For banks, healthcare providers, even law enforcement agencies, this suggests accurate and honest conversations can be increased by machine interfaces. While trust is more easily gained, and maintained, through real (or highly realistic) human interaction.

So, underlying emotions influence these relationships, but so does cultural framing.

As virtual reality and immersive technologies become more commonplace, and are shown to improve on our human experiences, it is entirely possible that we will consciously choose artificial interactions of many kinds over those involving our less than perfect human brothers and sisters. And place greater trust in them too.

Studies suggest this cultural framing is already on the shift. Apparently, half of Japanese adults no longer seek sexual encounters with their fellow man/woman. In August 2015, it was widely reported that ‘Xiaoice’, a Chinese girlfriend app, was keeping lonely hearts company on major Chinese social networking services including Weibo, used by over 700 million people.

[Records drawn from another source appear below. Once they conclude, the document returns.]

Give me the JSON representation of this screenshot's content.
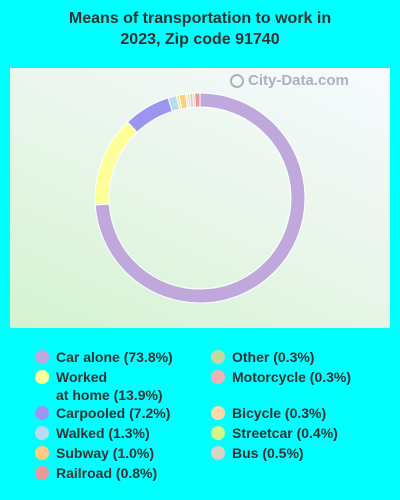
{
  "header": {
    "title_line1": "Means of transportation to work in",
    "title_line2": "2023, Zip code 91740"
  },
  "watermark": "City-Data.com",
  "chart_data": {
    "type": "pie",
    "title": "Means of transportation to work in 2023, Zip code 91740",
    "donut": true,
    "slices": [
      {
        "name": "Car alone",
        "value": 73.8,
        "label": "Car alone (73.8%)",
        "color": "#bfa9dc"
      },
      {
        "name": "Worked at home",
        "value": 13.9,
        "label": "Worked\nat home (13.9%)",
        "color": "#ffff99"
      },
      {
        "name": "Carpooled",
        "value": 7.2,
        "label": "Carpooled (7.2%)",
        "color": "#9a96f0"
      },
      {
        "name": "Walked",
        "value": 1.3,
        "label": "Walked (1.3%)",
        "color": "#b7dcef"
      },
      {
        "name": "Subway",
        "value": 1.0,
        "label": "Subway (1.0%)",
        "color": "#ffcc80"
      },
      {
        "name": "Railroad",
        "value": 0.8,
        "label": "Railroad (0.8%)",
        "color": "#e89a9a"
      },
      {
        "name": "Other",
        "value": 0.3,
        "label": "Other (0.3%)",
        "color": "#c4d8a6"
      },
      {
        "name": "Motorcycle",
        "value": 0.3,
        "label": "Motorcycle (0.3%)",
        "color": "#f0b3b3"
      },
      {
        "name": "Bicycle",
        "value": 0.3,
        "label": "Bicycle (0.3%)",
        "color": "#ffd9a8"
      },
      {
        "name": "Streetcar",
        "value": 0.4,
        "label": "Streetcar (0.4%)",
        "color": "#d4f58a"
      },
      {
        "name": "Bus",
        "value": 0.5,
        "label": "Bus (0.5%)",
        "color": "#d8d2c0"
      }
    ],
    "legend_order": [
      "Car alone",
      "Worked at home",
      "Carpooled",
      "Walked",
      "Subway",
      "Railroad",
      "Other",
      "Motorcycle",
      "Bicycle",
      "Streetcar",
      "Bus"
    ],
    "legend_placement": "bottom"
  }
}
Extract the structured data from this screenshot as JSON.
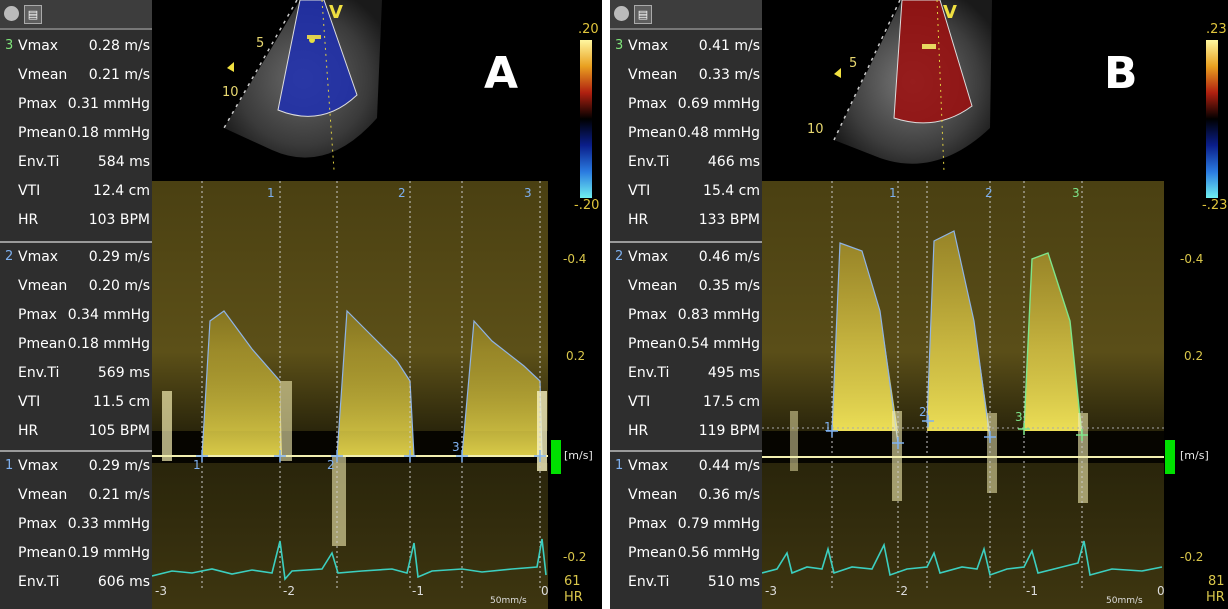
{
  "panels": [
    {
      "id": "A",
      "letter": "A",
      "probe": {
        "marker": "V",
        "depth_5": "5",
        "depth_10": "10"
      },
      "color_scale": {
        "top": ".20",
        "bottom": "-.20"
      },
      "velocity_axis": {
        "top": "-0.4",
        "mid": "0.2",
        "bottom": "-0.2",
        "unit": "[m/s]"
      },
      "beat_labels": [
        "1",
        "2",
        "3"
      ],
      "cursor_labels": [
        "1",
        "2",
        "3"
      ],
      "time_labels": [
        "-3",
        "-2",
        "-1",
        "0"
      ],
      "sweep": "50mm/s",
      "hr_value": "61",
      "hr_label": "HR",
      "measurements": [
        {
          "index": "3",
          "rows": [
            {
              "label": "Vmax",
              "value": "0.28 m/s"
            },
            {
              "label": "Vmean",
              "value": "0.21 m/s"
            },
            {
              "label": "Pmax",
              "value": "0.31 mmHg"
            },
            {
              "label": "Pmean",
              "value": "0.18 mmHg"
            },
            {
              "label": "Env.Ti",
              "value": "584 ms"
            },
            {
              "label": "VTI",
              "value": "12.4 cm"
            },
            {
              "label": "HR",
              "value": "103 BPM"
            }
          ]
        },
        {
          "index": "2",
          "rows": [
            {
              "label": "Vmax",
              "value": "0.29 m/s"
            },
            {
              "label": "Vmean",
              "value": "0.20 m/s"
            },
            {
              "label": "Pmax",
              "value": "0.34 mmHg"
            },
            {
              "label": "Pmean",
              "value": "0.18 mmHg"
            },
            {
              "label": "Env.Ti",
              "value": "569 ms"
            },
            {
              "label": "VTI",
              "value": "11.5 cm"
            },
            {
              "label": "HR",
              "value": "105 BPM"
            }
          ]
        },
        {
          "index": "1",
          "rows": [
            {
              "label": "Vmax",
              "value": "0.29 m/s"
            },
            {
              "label": "Vmean",
              "value": "0.21 m/s"
            },
            {
              "label": "Pmax",
              "value": "0.33 mmHg"
            },
            {
              "label": "Pmean",
              "value": "0.19 mmHg"
            },
            {
              "label": "Env.Ti",
              "value": "606 ms"
            }
          ]
        }
      ]
    },
    {
      "id": "B",
      "letter": "B",
      "probe": {
        "marker": "V",
        "depth_5": "5",
        "depth_10": "10"
      },
      "color_scale": {
        "top": ".23",
        "bottom": "-.23"
      },
      "velocity_axis": {
        "top": "-0.4",
        "mid": "0.2",
        "bottom": "-0.2",
        "unit": "[m/s]"
      },
      "beat_labels": [
        "1",
        "2",
        "3"
      ],
      "cursor_labels": [
        "1",
        "2",
        "3"
      ],
      "time_labels": [
        "-3",
        "-2",
        "-1",
        "0"
      ],
      "sweep": "50mm/s",
      "hr_value": "81",
      "hr_label": "HR",
      "measurements": [
        {
          "index": "3",
          "rows": [
            {
              "label": "Vmax",
              "value": "0.41 m/s"
            },
            {
              "label": "Vmean",
              "value": "0.33 m/s"
            },
            {
              "label": "Pmax",
              "value": "0.69 mmHg"
            },
            {
              "label": "Pmean",
              "value": "0.48 mmHg"
            },
            {
              "label": "Env.Ti",
              "value": "466 ms"
            },
            {
              "label": "VTI",
              "value": "15.4 cm"
            },
            {
              "label": "HR",
              "value": "133 BPM"
            }
          ]
        },
        {
          "index": "2",
          "rows": [
            {
              "label": "Vmax",
              "value": "0.46 m/s"
            },
            {
              "label": "Vmean",
              "value": "0.35 m/s"
            },
            {
              "label": "Pmax",
              "value": "0.83 mmHg"
            },
            {
              "label": "Pmean",
              "value": "0.54 mmHg"
            },
            {
              "label": "Env.Ti",
              "value": "495 ms"
            },
            {
              "label": "VTI",
              "value": "17.5 cm"
            },
            {
              "label": "HR",
              "value": "119 BPM"
            }
          ]
        },
        {
          "index": "1",
          "rows": [
            {
              "label": "Vmax",
              "value": "0.44 m/s"
            },
            {
              "label": "Vmean",
              "value": "0.36 m/s"
            },
            {
              "label": "Pmax",
              "value": "0.79 mmHg"
            },
            {
              "label": "Pmean",
              "value": "0.56 mmHg"
            },
            {
              "label": "Env.Ti",
              "value": "510 ms"
            }
          ]
        }
      ]
    }
  ],
  "colors": {
    "spectrum": "#e8d447",
    "envelope": "#8fb4e6",
    "envelope_green": "#7ee58a",
    "ecg": "#3ccfc0",
    "baseline": "#f2efb0",
    "hr_green": "#00e000"
  }
}
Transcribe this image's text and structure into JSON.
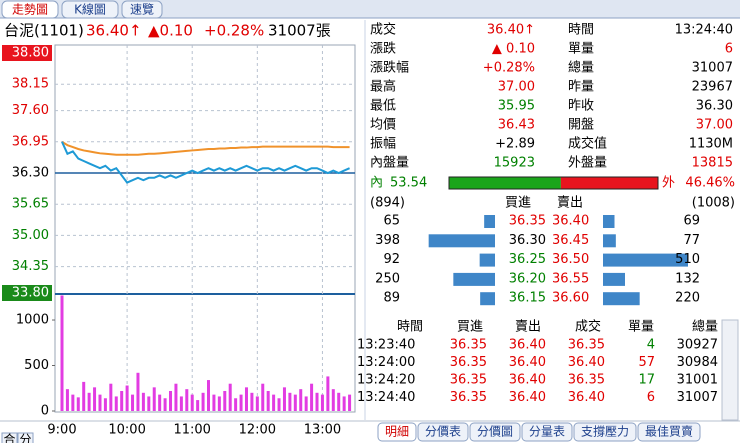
{
  "tabs": [
    "走勢圖",
    "K線圖",
    "速覽"
  ],
  "header": {
    "name": "台泥(1101)",
    "price": "36.40↑",
    "change": "▲0.10",
    "pct": "+0.28%",
    "volume": "31007張"
  },
  "chart_data": {
    "type": "line",
    "x": [
      0,
      5,
      10,
      15,
      20,
      25,
      30,
      35,
      40,
      45,
      50,
      55,
      60,
      65,
      70,
      75,
      80,
      85,
      90,
      95,
      100,
      105,
      110,
      115,
      120,
      125,
      130,
      135,
      140,
      145,
      150,
      155,
      160,
      165,
      170,
      175,
      180,
      185,
      190,
      195,
      200,
      205,
      210,
      215,
      220,
      225,
      230,
      235,
      240,
      245,
      250,
      255,
      260,
      265
    ],
    "xlim": [
      0,
      270
    ],
    "xticks": [
      {
        "value": 0,
        "label": "9:00"
      },
      {
        "value": 60,
        "label": "10:00"
      },
      {
        "value": 120,
        "label": "11:00"
      },
      {
        "value": 180,
        "label": "12:00"
      },
      {
        "value": 240,
        "label": "13:00"
      }
    ],
    "ylim": [
      33.8,
      38.8
    ],
    "yticks": [
      {
        "value": 38.8,
        "label": "38.80"
      },
      38.15,
      {
        "value": 37.6,
        "label": "37.60"
      },
      36.95,
      {
        "value": 36.3,
        "label": "36.30"
      },
      35.65,
      {
        "value": 35,
        "label": "35.00"
      },
      34.35,
      {
        "value": 33.8,
        "label": "33.80"
      }
    ],
    "reference": 36.3,
    "grid": true,
    "series": [
      {
        "color": "#1e9ad6",
        "values": [
          36.95,
          36.7,
          36.75,
          36.6,
          36.55,
          36.5,
          36.45,
          36.4,
          36.45,
          36.35,
          36.4,
          36.25,
          36.1,
          36.15,
          36.2,
          36.15,
          36.2,
          36.2,
          36.25,
          36.2,
          36.25,
          36.2,
          36.25,
          36.3,
          36.35,
          36.3,
          36.35,
          36.4,
          36.35,
          36.4,
          36.35,
          36.4,
          36.35,
          36.4,
          36.45,
          36.4,
          36.35,
          36.4,
          36.4,
          36.35,
          36.4,
          36.35,
          36.4,
          36.45,
          36.4,
          36.35,
          36.4,
          36.4,
          36.35,
          36.3,
          36.35,
          36.3,
          36.35,
          36.4
        ]
      },
      {
        "color": "#f0922b",
        "values": [
          36.95,
          36.88,
          36.84,
          36.8,
          36.77,
          36.75,
          36.73,
          36.71,
          36.7,
          36.69,
          36.68,
          36.68,
          36.68,
          36.68,
          36.68,
          36.69,
          36.7,
          36.7,
          36.71,
          36.72,
          36.73,
          36.74,
          36.75,
          36.76,
          36.77,
          36.78,
          36.79,
          36.8,
          36.8,
          36.81,
          36.81,
          36.82,
          36.82,
          36.83,
          36.83,
          36.84,
          36.84,
          36.85,
          36.85,
          36.85,
          36.85,
          36.85,
          36.85,
          36.85,
          36.85,
          36.85,
          36.85,
          36.85,
          36.85,
          36.85,
          36.84,
          36.84,
          36.84,
          36.84
        ]
      }
    ],
    "volume": {
      "color": "#e23ce2",
      "ylim": [
        0,
        1275
      ],
      "yticks": [
        0,
        500,
        1000
      ],
      "values": [
        1270,
        240,
        180,
        150,
        320,
        200,
        260,
        180,
        140,
        300,
        160,
        220,
        280,
        180,
        420,
        200,
        160,
        260,
        180,
        140,
        220,
        300,
        160,
        240,
        180,
        120,
        200,
        340,
        180,
        160,
        220,
        300,
        140,
        180,
        260,
        200,
        160,
        300,
        220,
        180,
        140,
        260,
        200,
        180,
        240,
        160,
        300,
        200,
        180,
        380,
        240,
        200,
        160,
        180
      ]
    }
  },
  "quote": [
    [
      {
        "label": "成交",
        "value": "36.40↑",
        "color": "#e00000"
      },
      {
        "label": "時間",
        "value": "13:24:40",
        "color": "#000000"
      }
    ],
    [
      {
        "label": "漲跌",
        "value": "▲ 0.10",
        "color": "#e00000"
      },
      {
        "label": "單量",
        "value": "6",
        "color": "#e00000"
      }
    ],
    [
      {
        "label": "漲跌幅",
        "value": "+0.28%",
        "color": "#e00000"
      },
      {
        "label": "總量",
        "value": "31007",
        "color": "#000000"
      }
    ],
    [
      {
        "label": "最高",
        "value": "37.00",
        "color": "#e00000"
      },
      {
        "label": "昨量",
        "value": "23967",
        "color": "#000000"
      }
    ],
    [
      {
        "label": "最低",
        "value": "35.95",
        "color": "#008000"
      },
      {
        "label": "昨收",
        "value": "36.30",
        "color": "#000000"
      }
    ],
    [
      {
        "label": "均價",
        "value": "36.43",
        "color": "#e00000"
      },
      {
        "label": "開盤",
        "value": "37.00",
        "color": "#e00000"
      }
    ],
    [
      {
        "label": "振幅",
        "value": "+2.89",
        "color": "#000000"
      },
      {
        "label": "成交值",
        "value": "1130M",
        "color": "#000000"
      }
    ],
    [
      {
        "label": "內盤量",
        "value": "15923",
        "color": "#008000"
      },
      {
        "label": "外盤量",
        "value": "13815",
        "color": "#e00000"
      }
    ]
  ],
  "ratio": {
    "labels": [
      "內",
      "外"
    ],
    "values": [
      53.54,
      46.46
    ],
    "value_labels": [
      "53.54",
      "46.46%"
    ],
    "colors": [
      "#1aa51a",
      "#e8141e"
    ]
  },
  "book": {
    "bid_total": "(894)",
    "bid_label": "買進",
    "ask_label": "賣出",
    "ask_total": "(1008)",
    "bar_color": "#3f86c8",
    "bids": [
      {
        "size": 65,
        "price": "36.35",
        "color": "#e00000"
      },
      {
        "size": 398,
        "price": "36.30",
        "color": "#000000"
      },
      {
        "size": 92,
        "price": "36.25",
        "color": "#008000"
      },
      {
        "size": 250,
        "price": "36.20",
        "color": "#008000"
      },
      {
        "size": 89,
        "price": "36.15",
        "color": "#008000"
      }
    ],
    "asks": [
      {
        "size": 69,
        "price": "36.40",
        "color": "#e00000"
      },
      {
        "size": 77,
        "price": "36.45",
        "color": "#e00000"
      },
      {
        "size": 510,
        "price": "36.50",
        "color": "#e00000"
      },
      {
        "size": 132,
        "price": "36.55",
        "color": "#e00000"
      },
      {
        "size": 220,
        "price": "36.60",
        "color": "#e00000"
      }
    ]
  },
  "trades": {
    "columns": [
      "時間",
      "買進",
      "賣出",
      "成交",
      "單量",
      "總量"
    ],
    "column_colors": [
      "#000000",
      "#e00000",
      "#e00000",
      "#e00000",
      null,
      "#000000"
    ],
    "size_colors": [
      "#008000",
      "#e00000",
      "#008000",
      "#e00000"
    ],
    "rows": [
      [
        "13:23:40",
        "36.35",
        "36.40",
        "36.35",
        "4",
        "30927"
      ],
      [
        "13:24:00",
        "36.35",
        "36.40",
        "36.40",
        "57",
        "30984"
      ],
      [
        "13:24:20",
        "36.35",
        "36.40",
        "36.35",
        "17",
        "31001"
      ],
      [
        "13:24:40",
        "36.35",
        "36.40",
        "36.40",
        "6",
        "31007"
      ]
    ]
  },
  "bottom_tabs": [
    "明細",
    "分價表",
    "分價圖",
    "分量表",
    "支撐壓力",
    "最佳買賣"
  ],
  "corner_buttons": [
    "合",
    "分"
  ]
}
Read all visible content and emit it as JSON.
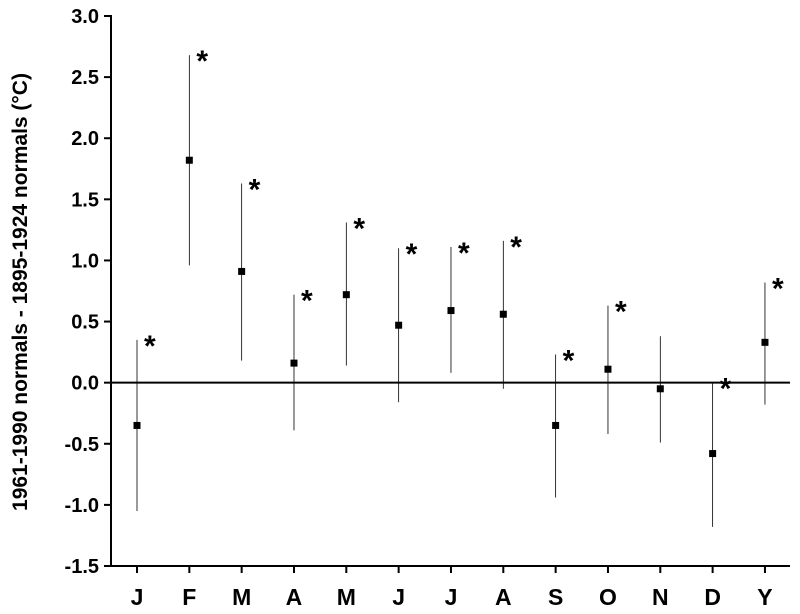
{
  "chart_data": {
    "type": "scatter",
    "ylabel": "1961-1990 normals - 1895-1924 normals (°C)",
    "xlabel": "",
    "ylim": [
      -1.5,
      3.0
    ],
    "yticks": [
      "-1.5",
      "-1.0",
      "-0.5",
      "0.0",
      "0.5",
      "1.0",
      "1.5",
      "2.0",
      "2.5",
      "3.0"
    ],
    "categories": [
      "J",
      "F",
      "M",
      "A",
      "M",
      "J",
      "J",
      "A",
      "S",
      "O",
      "N",
      "D",
      "Y"
    ],
    "values": [
      -0.35,
      1.82,
      0.91,
      0.16,
      0.72,
      0.47,
      0.59,
      0.56,
      -0.35,
      0.11,
      -0.05,
      -0.58,
      0.33
    ],
    "error_low": [
      -1.05,
      0.96,
      0.18,
      -0.39,
      0.14,
      -0.16,
      0.08,
      -0.05,
      -0.94,
      -0.42,
      -0.49,
      -1.18,
      -0.18
    ],
    "error_high": [
      0.35,
      2.68,
      1.63,
      0.72,
      1.31,
      1.1,
      1.11,
      1.16,
      0.23,
      0.63,
      0.38,
      0.0,
      0.82
    ],
    "significance_marker": "*",
    "significant": [
      true,
      true,
      true,
      true,
      true,
      true,
      true,
      true,
      true,
      true,
      false,
      true,
      true
    ],
    "zero_line": true,
    "grid": false,
    "legend": "none"
  }
}
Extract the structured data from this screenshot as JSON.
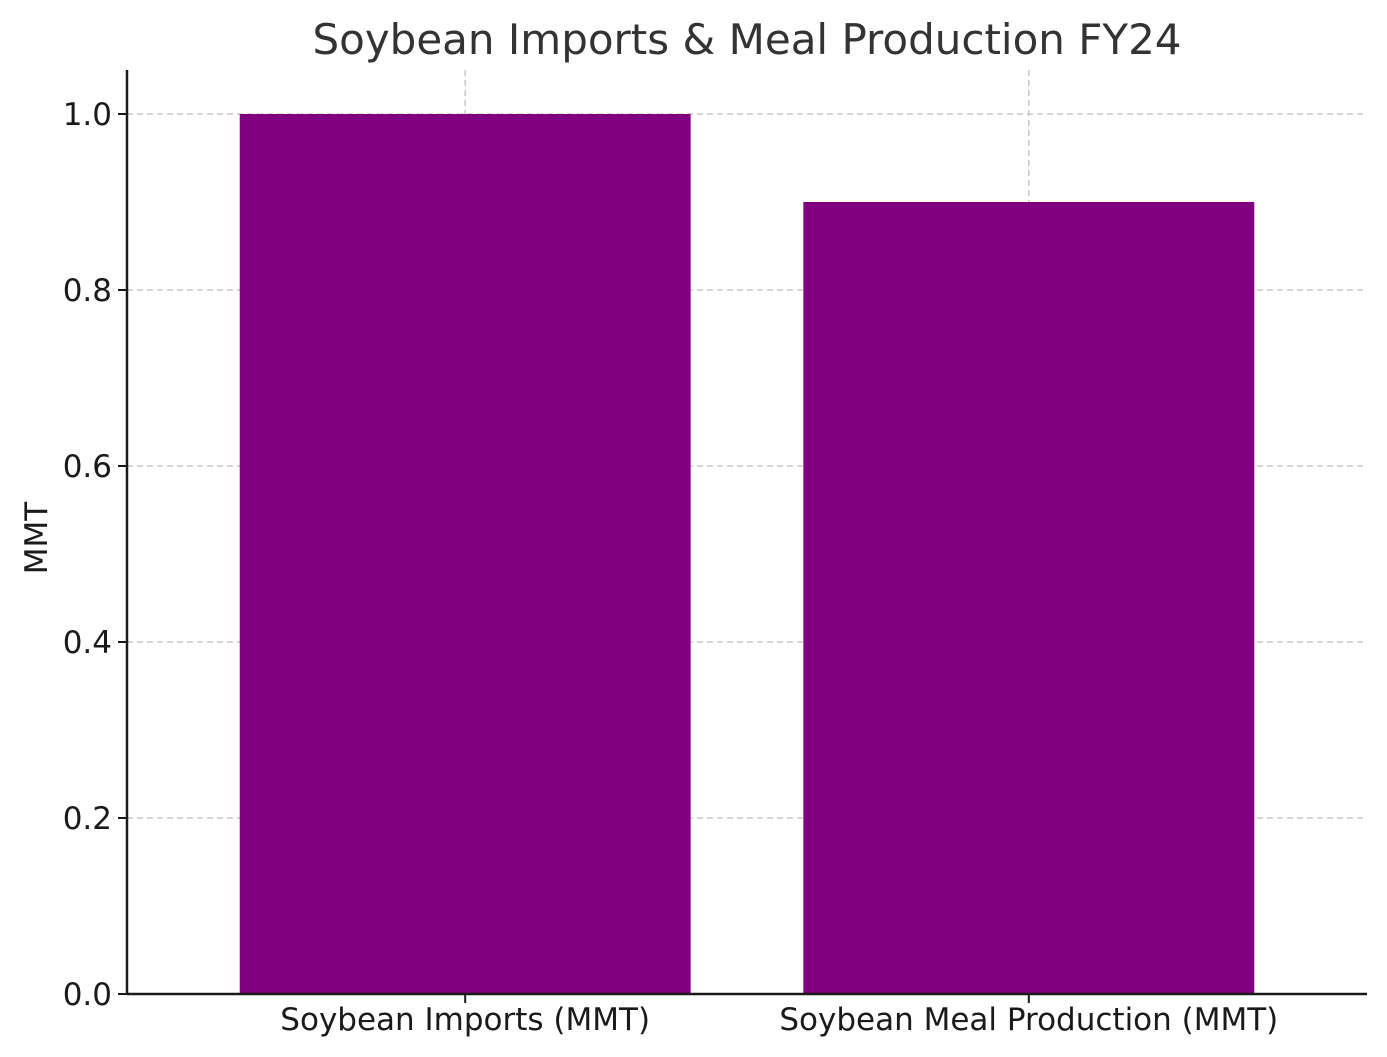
{
  "chart_data": {
    "type": "bar",
    "title": "Soybean Imports & Meal Production FY24",
    "xlabel": "",
    "ylabel": "MMT",
    "categories": [
      "Soybean Imports (MMT)",
      "Soybean Meal Production (MMT)"
    ],
    "values": [
      1.0,
      0.9
    ],
    "ylim": [
      0,
      1.05
    ],
    "yticks": [
      0.0,
      0.2,
      0.4,
      0.6,
      0.8,
      1.0
    ],
    "ytick_labels": [
      "0.0",
      "0.2",
      "0.4",
      "0.6",
      "0.8",
      "1.0"
    ],
    "bar_color": "#800080",
    "grid": true,
    "legend": "none"
  }
}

Nor is blind faith in technology restricted to the Far East. Researchers at the Georgia Tech Research Institute in Atlanta, USA, simulated a fire and asked students to follow a machine to safety.

The robot was pre-programmed to lead them astray, rather than find the emergency exit.

Here, students exhibited ‘automation bias’: a tendency to believe in the powers of an automated process, even when no evidence of its capabilities exists. As a result, GTRI students maintained their faith in their guide, even when it broke down at critical moments, as it was designed to.

‘“People think the system knows better because robots have been presented as all-knowing. So, we assume that every system will do the right thing. Since robots don’t react or judge what we say, our own biases get projected onto these automated beings and we assume they’re rooting for us no matter what.” – Professor Alan Wagner, GTRI

In coming years, as digital connections envelop us and deeply embedded technologies become the new norm, we will see and connect with more and more ‘bot’ technologies and interfaces than we can currently imagine.

For each of us, the bot will be the browser of the future. Quite what these all-pervasive interfaces will look like is as yet unclear. While this will undoubtedly grey the lines between predictable human emotion and our subconscious responses to machines, businesses that understand the subtle responses, triggered by humanoid and non-human interactions, will be better placed to leverage the strategic advantage of tomorrow.

With nothing to be taken at face value, designers of technology, machine learning and human experiences must recognise the fissures and exploit the opportunities that exist in the space between human interaction, and the veneer of humanness if their businesses are to thrive.